Neil McDermott, Emily Tierney and former Sugababe star Amelle Berrabah all do a terrific job of lifting the spirits, and while the performances are far more solid than the shaky sets, whether intentional or not, even the erratic lift doors add to the comedy. 
Of course the nostalgic tunes help glue the scenes together, and they’re not always the obvious choices. Kate Robbins’ Spanish cleaner (occasionally channelling Hattie Jacques in Carry On Abroad) and Jill-of-all-trades singing the Minder theme is a curve ball that works surprisingly well. Perhaps far better than ABC’s The Look of Love, which was more annoying than entertaining in the opening scenes. But going in cold to any jukebox musical is always a bit of a shock to the system, especially when it’s as full on as that track.

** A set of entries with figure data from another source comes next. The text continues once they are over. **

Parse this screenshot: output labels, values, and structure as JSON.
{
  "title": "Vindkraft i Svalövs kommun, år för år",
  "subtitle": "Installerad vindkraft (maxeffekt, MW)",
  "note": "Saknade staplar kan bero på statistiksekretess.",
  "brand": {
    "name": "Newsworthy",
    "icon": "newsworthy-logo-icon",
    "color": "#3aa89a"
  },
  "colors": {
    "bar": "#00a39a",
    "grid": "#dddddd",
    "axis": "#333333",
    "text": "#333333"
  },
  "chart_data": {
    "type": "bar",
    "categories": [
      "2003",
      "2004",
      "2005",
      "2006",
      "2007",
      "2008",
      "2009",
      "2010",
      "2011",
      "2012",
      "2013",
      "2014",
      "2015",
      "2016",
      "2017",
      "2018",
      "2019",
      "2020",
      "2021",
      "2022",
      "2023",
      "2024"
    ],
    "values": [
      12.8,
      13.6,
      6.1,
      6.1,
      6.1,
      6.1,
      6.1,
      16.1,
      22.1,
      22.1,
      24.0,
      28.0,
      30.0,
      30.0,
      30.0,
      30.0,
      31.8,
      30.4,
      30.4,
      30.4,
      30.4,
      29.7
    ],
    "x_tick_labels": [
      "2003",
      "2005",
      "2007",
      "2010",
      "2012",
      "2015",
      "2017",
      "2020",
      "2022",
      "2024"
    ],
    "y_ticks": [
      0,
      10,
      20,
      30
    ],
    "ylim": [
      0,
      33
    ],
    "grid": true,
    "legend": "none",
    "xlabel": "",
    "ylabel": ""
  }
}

Some of us need time to adjust to characters and sets rather than be thrown in at the deep end with a chorus of wannabe Martin Frys. 
It’s not too much of a surprise when Cyndi Lauper’s classic Girls Just Wanna Have Fun is given an airing, but the biggest laugh of the night is Joe and company’s version of Making Your Mind Up, for reasons that soon become apparent when you see the show. 
And any production with the ballad version of A-ha’s Take on Me gets my vote, especially when it works as well as this version. 
McElderry is a great singer, as we all know, but a far trickier gift is comic timing, and he’s a force to be reckoned with on stage. Like Ms Robbins, every time he appears, the show steps up a gear. Yes, I know he’s the star, but it doesn’t always follow that the biggest name on the bill is the most entertaining. Thankfully that’s definitely the case here. 
While some productions outstay their welcome, this is just the right length for the wafer-thin story. I don’t remember the eighties being as fun as this, probably because they weren’t, but it’s a joy to see a show that has no political agenda. It’s just a feelgood assault on the senses with a bunch of absurdly talented folks doing what they do best. 
The fact I’d happily see it all again when it plays Hull New Theatre in a few weeks (15 – 20 April) is testament to its success.